O ministro das Finanças, Teixeira dos Santos, manifestou hoje, em Bruxelas, o seu pessimismo sobre a possibilidade de uma saída para a crise actual o que significa "um grande empurrão para que o país caia nos braços da ajuda externa".
"Vejo cada vez mais longe o consenso porque acho que o discurso está bastante crispado por parte da oposição", disse Fernando Teixeira dos Santos à entrada de uma reunião dos ministros das Finanças da Zona Euro.
O governante lamentou a existência de "posições irredutíveis de recusa ao diálogo" por parte dos partidos da oposição: "Acho que isso não pronuncia nada de bom para o país", declarou.
"Neste momento, uma crise política é de facto um grande empurrão para que o país caia nos braços da ajuda externa", disse Teixeira dos Santos.
O ministro das Finanças voltou a defender a importância de "um largo consenso político", que já foi tentado pelo Governo.
"Não foi até agora ainda possível construir esse consenso.
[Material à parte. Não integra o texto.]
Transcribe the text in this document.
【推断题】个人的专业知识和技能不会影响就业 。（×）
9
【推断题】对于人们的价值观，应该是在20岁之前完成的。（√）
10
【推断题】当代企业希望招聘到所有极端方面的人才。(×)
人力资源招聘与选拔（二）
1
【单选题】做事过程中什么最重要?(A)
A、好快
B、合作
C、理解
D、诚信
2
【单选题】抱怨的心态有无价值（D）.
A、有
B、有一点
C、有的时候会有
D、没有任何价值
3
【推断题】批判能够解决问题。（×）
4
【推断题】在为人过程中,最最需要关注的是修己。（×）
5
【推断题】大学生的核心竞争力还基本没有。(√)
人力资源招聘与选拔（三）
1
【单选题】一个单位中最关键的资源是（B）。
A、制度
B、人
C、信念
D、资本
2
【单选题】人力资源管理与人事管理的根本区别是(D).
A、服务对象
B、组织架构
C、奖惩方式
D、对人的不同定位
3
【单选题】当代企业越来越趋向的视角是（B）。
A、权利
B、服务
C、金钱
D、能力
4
É importante que não desistamos", disse Teixeira dos Santos.
O responsável do Governo recusou-se a discutir cenários sobre o futuro da governação em Portugal e sublinhou que está "empenhado" em ajudar o país a resolver os seus problemas.
"Eu sou membro de um Governo, e se o Governo por qualquer razão não continuar a exercer funções eu acompanharei o Governo nessas consequências", declarou o ministro das Finanças.
Os ministros das Finanças da Zona Euro estão reunidos para fechar "questões técnicas" da reforma do fundo de resgate dos países com problemas para se financiar nos mercados internacionais.
Os chefes de Estado e de Governo da União Europeia irão aprovar definitivamente essa reforma no Conselho Europeu que terá lugar na próxima sexta-feira, também na capital belga.